HUKUKİ DEĞERLENDİRME:
Davacının, 701 sayılı Kanun Hükmünde Kararname ile kamu görevinden çıkarılmasına ilişkin işlemin ve OHAL İşlemleri İnceleme Komisyonuna yaptığı başvurunun reddine dair … tarih ve … sayılı işlemin iptaline, bu işlem nedeniyle yoksun kaldığı özlük haklarının iadesine ve 100.000 TL manevi tazminatın işlem tarihinden itibaren işleyecek yasal faiziyle birlikte ödenmesine karar verilmesi istemiyle ilk olarak … İdare Mahkemesinde açılan davada verilen … tarih ve E:…, K:… sayılı kararı ile, dava dilekçesinde, davacı tarafından 701 sayılı Kanun Hükmünde Kararname ile kamu görevinden çıkarılmasına ilişkin işlemin iptali istemi ile birlikte kamu görevinden çıkarılmasına ilişkin işleme karşı Olağanüstü Hal İşlemleri İnceleme Komisyonu’na yapılan başvurunun reddedilmesine ilişkin … sayılı kararın da iptali isteminde bulunulduğu, kanun hükmünde kararname ile kamu görevinden çıkarma işleminin idari davaya konu olamayacağı da dikkate alındığında, davacının KHK ile kamu görevinden çıkarılması işleminin mi, yoksa 685 sayılı KHK uyarınca Olağanüstü Hal İşlemleri İnceleme Komisyonu’na yapılan başvurunun reddine dair … sayılı kararın mı iptalinin istenildiği konusunda tereddüt oluştuğu, dava dilekçesinin bu yönüyle 2577 sayılı Kanun’un 3. maddesi hükmüne aykırılık teşkil ettiği, bu itibarla, davanın konusunun ve bu bağlamda iptali talep edilen işlemin tereddüte mahal bırakmayacak şekilde Olağanüstü Hal İşlemleri İnceleme Komisyonu’na yapılan başvurunun reddine dair kararın iptali isteniyorsa, bu istemin dilekçenin bütünü içerisinde açık ve net bir şekilde belirtilmesi, kararın bir örneği de dava dilekçesine eklenmesi suretiyle hazırlanacak dilekçe ile davanın yenilenmesi gerektiğinden bahisle, 2577 sayılı İdari Yargılama Usulü Kanunu’nun 3. maddesi hükmüne uygun olmayan dava dilekçesinin reddine karar verildiği, davacının bu karar üzerine dava dilekçesini yenilemediği anlaşılmıştır.

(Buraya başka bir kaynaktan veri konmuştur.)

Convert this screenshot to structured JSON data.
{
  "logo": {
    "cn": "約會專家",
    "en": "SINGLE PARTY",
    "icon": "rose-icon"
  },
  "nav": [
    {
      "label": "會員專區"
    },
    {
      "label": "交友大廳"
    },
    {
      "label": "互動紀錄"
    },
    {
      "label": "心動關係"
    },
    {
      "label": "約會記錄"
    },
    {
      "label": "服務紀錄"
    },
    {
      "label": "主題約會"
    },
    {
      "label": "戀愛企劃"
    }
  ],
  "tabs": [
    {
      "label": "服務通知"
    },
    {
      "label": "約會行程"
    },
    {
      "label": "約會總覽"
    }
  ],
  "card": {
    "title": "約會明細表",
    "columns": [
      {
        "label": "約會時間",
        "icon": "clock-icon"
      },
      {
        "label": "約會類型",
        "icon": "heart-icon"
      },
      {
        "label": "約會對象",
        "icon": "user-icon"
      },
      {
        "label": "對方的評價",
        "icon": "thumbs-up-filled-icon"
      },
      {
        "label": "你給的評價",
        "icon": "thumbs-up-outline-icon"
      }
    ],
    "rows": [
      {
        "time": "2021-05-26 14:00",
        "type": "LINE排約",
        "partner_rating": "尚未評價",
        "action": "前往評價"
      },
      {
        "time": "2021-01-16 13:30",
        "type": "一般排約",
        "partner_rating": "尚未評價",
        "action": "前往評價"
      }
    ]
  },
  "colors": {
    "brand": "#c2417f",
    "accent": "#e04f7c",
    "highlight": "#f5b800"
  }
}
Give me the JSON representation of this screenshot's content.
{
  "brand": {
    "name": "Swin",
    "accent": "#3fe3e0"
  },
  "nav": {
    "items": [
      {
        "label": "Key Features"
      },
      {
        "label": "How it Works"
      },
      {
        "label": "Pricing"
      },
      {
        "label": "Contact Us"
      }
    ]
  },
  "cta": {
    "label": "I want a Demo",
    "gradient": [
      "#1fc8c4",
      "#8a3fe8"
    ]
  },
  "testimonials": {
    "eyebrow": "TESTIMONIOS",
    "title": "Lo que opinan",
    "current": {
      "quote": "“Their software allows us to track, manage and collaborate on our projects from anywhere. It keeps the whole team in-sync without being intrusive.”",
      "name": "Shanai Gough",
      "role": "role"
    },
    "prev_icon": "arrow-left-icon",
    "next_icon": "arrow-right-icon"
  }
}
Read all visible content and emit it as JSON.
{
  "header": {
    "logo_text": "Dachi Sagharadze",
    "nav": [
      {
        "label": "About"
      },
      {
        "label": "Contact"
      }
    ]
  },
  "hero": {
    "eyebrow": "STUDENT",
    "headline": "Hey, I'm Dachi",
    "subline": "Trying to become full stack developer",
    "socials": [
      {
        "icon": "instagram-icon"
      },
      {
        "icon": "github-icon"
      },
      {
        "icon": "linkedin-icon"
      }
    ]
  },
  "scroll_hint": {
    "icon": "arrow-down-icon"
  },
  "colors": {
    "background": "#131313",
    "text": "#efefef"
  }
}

Bu defa davacı tarafından, 701 sayılı Kanun Hükmünde Kararname ile kamu görevinden çıkarılmasına ilişkin işlemin ve OHAL İşlemleri İnceleme Komisyonuna yaptığı başvurunun reddine dair … tarih ve … sayılı işlemin iptaline ve 100.000 TL manevi tazminatın işlem tarihinden itibaren işleyecek yasal faiziyle birlikte ödenmesine karar verilmesi istemiyle açılan temyize konu davada, … İdare Mahkemesinin … tarih ve E:…, K:… sayılı kararıyla; … İdare Mahkemesinin E:… esas sayılı dava dosyasının ve işbu dava dosyasının birlikte incelenmesinden, dava konusu işlemin davacıya 31/12/2019 tarihinde elden tebliğ edildiği, ilk olarak dava konusu işlemin iptali istemiyle … İdare Mahkemesinin E:… esasına kayden dava açıldığı, Mahkemenin … tarih ve K:… sayılı kararı ile dava dilekçesinin; 30 gün içerisinde yeniden dava açılmakta serbest olmak üzere reddine karar verildiği ve davacı vekiline elektronik tebligat yoluyla 01.03.2020 tarihinde tebliğ edildiği, davacı tarafından … İdare Mahkemesine yenileme dilekçesi verilmeyerek 05.05.2022 tarihinde bakılmakta olan işbu davanın açıldığı, dolayısıyla 60 günlük yasal dava açma süresinde açılmayan işbu davanın süre aşımı nedeniyle esasının incelenmesi olanağı bulunmadığı gerekçesiyle 2577 sayılı İdari Yargılama Usulü Kanunu’nun 15/1-b maddesi uyarınca davanın, süre aşımı yönünden reddine karar verildiği ve davacının istinaf başvurusunda bulunması üzerine … Bölge İdare Mahkemesi … İdare Dava Dairesinin … tarih ve E:…, K:… sayılı kararıyla istinaf başvurusunun reddine karar verildiği görülmüştür.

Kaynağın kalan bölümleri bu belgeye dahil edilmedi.